REVIEW: TEXTURA (.ORG)
Japan-based composer Keiichi Sugimoto (also part of the electro-acoustic quartet Minamo and electronica duo Fonica) returns with a new Fourcolor follow-up to his earlier Air Curtain
(2004) and Letter of Sounds
(2006) releases. As Pleat
's occasionally splintered guitar-rooted soundscaping is electronically inflected and digitally treated yet nonetheless retains a warmth and humanity that makes it all the more engaging. In addition, the album explores multiple moods and spaces rather than fixating too much on a single one, as Sugimoto juxtaposes jittery pulsations and softer ambient flourishes in generating a texturally rich sound that's uniquely his.
The album glides in on a cut-up wave of stuttering vocal and electronic filaments in “Quiet Gray 1” with Sugimoto's delicate guitar filigrees and tactile electronic gestures augmented by vocal dollops of Sanae Yamasaki (aka Moskitoo).
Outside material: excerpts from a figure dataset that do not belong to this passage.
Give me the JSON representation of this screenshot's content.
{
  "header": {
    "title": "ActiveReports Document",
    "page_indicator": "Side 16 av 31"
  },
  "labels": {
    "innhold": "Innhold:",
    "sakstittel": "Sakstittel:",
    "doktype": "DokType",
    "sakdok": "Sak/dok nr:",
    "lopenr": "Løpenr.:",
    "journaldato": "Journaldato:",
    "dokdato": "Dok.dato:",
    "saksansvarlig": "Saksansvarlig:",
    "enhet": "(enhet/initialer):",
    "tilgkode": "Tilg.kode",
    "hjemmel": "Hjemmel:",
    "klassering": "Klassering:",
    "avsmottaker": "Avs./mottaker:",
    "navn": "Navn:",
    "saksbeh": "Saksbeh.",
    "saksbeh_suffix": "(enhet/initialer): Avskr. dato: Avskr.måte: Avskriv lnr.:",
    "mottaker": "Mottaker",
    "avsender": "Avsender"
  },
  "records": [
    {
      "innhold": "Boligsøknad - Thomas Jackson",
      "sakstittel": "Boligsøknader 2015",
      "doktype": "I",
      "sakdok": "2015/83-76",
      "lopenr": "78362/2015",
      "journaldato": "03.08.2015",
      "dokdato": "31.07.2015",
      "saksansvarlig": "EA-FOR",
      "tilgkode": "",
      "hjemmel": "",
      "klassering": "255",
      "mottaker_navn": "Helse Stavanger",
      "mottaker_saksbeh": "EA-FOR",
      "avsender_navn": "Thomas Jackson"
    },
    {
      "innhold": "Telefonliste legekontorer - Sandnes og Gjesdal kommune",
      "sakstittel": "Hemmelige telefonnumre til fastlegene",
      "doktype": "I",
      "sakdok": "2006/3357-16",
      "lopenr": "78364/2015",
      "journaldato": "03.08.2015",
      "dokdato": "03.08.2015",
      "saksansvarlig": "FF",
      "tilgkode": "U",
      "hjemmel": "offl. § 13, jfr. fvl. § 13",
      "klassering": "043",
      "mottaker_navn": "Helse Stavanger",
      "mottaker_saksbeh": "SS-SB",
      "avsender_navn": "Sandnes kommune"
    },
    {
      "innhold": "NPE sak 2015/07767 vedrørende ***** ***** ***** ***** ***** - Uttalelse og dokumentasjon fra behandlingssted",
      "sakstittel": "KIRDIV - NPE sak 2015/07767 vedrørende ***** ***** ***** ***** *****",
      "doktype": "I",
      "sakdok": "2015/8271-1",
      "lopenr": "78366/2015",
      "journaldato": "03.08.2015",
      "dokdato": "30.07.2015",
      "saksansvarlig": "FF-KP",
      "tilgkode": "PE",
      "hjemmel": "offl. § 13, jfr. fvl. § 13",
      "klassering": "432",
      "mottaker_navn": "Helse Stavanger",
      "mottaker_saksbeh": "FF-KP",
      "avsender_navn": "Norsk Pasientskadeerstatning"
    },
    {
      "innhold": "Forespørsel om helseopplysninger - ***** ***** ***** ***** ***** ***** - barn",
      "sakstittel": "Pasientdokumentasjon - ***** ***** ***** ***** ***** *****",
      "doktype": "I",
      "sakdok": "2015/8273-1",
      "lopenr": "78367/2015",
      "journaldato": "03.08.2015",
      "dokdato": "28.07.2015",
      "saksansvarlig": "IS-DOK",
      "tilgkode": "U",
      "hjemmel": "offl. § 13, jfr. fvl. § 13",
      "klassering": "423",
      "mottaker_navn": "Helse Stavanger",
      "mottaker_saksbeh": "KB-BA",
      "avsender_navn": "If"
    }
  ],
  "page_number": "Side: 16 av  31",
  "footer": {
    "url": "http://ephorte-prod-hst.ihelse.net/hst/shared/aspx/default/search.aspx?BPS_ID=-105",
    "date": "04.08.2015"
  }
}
A ghost-like residue of echo imbues the musical and vocal elements that lend the piece a dream-like quality as it meanders searchingly, its various tendrils coming together in abstract yet nevertheless meaningful form. Repeating rhythm patterns lend “Skating Azure” a more linear structure, though here too an abstract dimension pervades the track's flickering guitar fragments, thereby helping it elude being pinned down into a too-predictable form. The tick-tick of a subtle rhythm pattern also underscores the wayward paths etched out during “Bleach Black.” Yamasaki's breathy voice returns to wraps itself around gaseous emissions and ethereal drift of guitar haze in “Iris (Familiar).”
Certain pieces illustrate how varying the album can be, without losing a general focus. Though it's a mere two minutes in length, “Frosted Mint” nevertheless showcases the Fourcolour sound in beautiful fashion with its delicate and crystalline ambient tinting, and “Snow Petal” does much the same in its slow-motion sound painting. An Oval-esque style emerges during “Carmine Fall” when fluttering micro-fragments of soft, organ-like clicks and tones billow alongside convulsions of burbling haze . “Ecru Diver” offers an appealing departure from the Fourcolor norm in emphasizing an insistent jazz-like swing in its rhythms and an aquatic, even dubby production quality that differentiate the track from the others, which hew to a more meditative dreamscaping style. In a more aggressive revisit of the opening track, “Quiet Gray 2” recasts the guitar playing as stark stutter and scalpel-edged shards. Put simply, Sugimoto's work can be characterized as micro-detailed ambient soundscaping coaxed into being from electric guitars and electronics. Consequently, As Pleat
exudes a clarity and precision of tone that proves entrancing in the textural richness of its multi-layered interplay.